L’articolo parte dalle difficoltà che hanno i modelli matematici nel fare previsioni che siano sufficientemente corrette. Sono diverse le cause di queste difficoltà. Tra le altre, troviamo le dinamiche caotiche, che sono intrinseche al fenomeno in esame. Ancora, c’è la presenza di molteplici variabili con scale temporali caratteristiche molto diverse. Ma non è solo questione di matematica. C’è anche la mancanza di una conoscenza profonda e precisa della fisica che si nasconde dietro il fenomeno di interesse. Infatti, per quanto dettagliato possa essere il modello, mancherà sempre un tassello proprio perché manca una totale comprensione del fenomeno.

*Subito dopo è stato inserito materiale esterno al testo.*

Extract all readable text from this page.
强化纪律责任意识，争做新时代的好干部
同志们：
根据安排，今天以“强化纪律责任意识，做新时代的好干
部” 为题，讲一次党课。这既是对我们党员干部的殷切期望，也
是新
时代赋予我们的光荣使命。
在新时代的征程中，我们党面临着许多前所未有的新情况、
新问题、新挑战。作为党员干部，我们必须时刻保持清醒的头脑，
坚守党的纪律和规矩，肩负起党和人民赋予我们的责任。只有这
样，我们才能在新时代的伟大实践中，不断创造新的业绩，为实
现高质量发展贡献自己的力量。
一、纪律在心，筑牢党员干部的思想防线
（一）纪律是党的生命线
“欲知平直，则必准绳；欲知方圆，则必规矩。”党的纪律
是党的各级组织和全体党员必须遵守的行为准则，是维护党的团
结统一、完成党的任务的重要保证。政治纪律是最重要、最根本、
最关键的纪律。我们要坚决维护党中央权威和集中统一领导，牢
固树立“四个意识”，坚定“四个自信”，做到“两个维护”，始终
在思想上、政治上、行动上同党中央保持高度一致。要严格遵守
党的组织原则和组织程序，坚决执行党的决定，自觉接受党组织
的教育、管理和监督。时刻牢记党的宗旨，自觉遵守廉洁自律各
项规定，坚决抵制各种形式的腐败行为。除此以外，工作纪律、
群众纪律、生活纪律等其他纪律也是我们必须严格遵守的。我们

Gli autori mettono in luce come previsioni accurate richiedono una combinazione delicata di teoria e dati, sottolineando l’importanza crescente dell’intelligenza artificiale. Tuttavia, anche l’intelligenza artificiale ha i suoi limiti. Infatti, senza un solido quadro teorico che guidi la scelta delle variabili e l’interpretazione dei risultati, i sistemi di apprendimento automatico rischiano di trasformarsi in una sorta di “Biblioteca di Babele”. E in questo scenario, dati e correlazioni rischiano di sovrapporsi senza né ordine, né un significato preciso.

Come esempio c’è la meteorologia. Da un lato, grazie a modelli e dati dettagliati, possiamo fare previsioni a breve termine, sempre più precise anche grazie alla crescente potenza computazionale. Ma, dall’altro, il caos intrinseco del sistema atmosferico rende impossibile prevedere con certezza le condizioni a lungo termine. E non c’è IA che possa risolvere questi problemi. Gammaitoni e Vulpiani sottolineano come vecchi risultati, come il teorema di ricorrenza di Poincaré, il lemma di Kac e il paradosso di Richard confermino i limiti predittivi dei modelli matematici.

In definitiva, gli autori ci mettono in guardia rispetto alle capacità predittive dei modelli, che nascono principalmente per scopi descrittivi. E non saranno, almeno a ora, né i big data né l’IA a risolvere definitivamente il problema. Sotto questo punto di vista resta un certo ottimismo sul ruolo dell’essere umano nel processo modellistico e interpretativo dei fenomeni del mondo.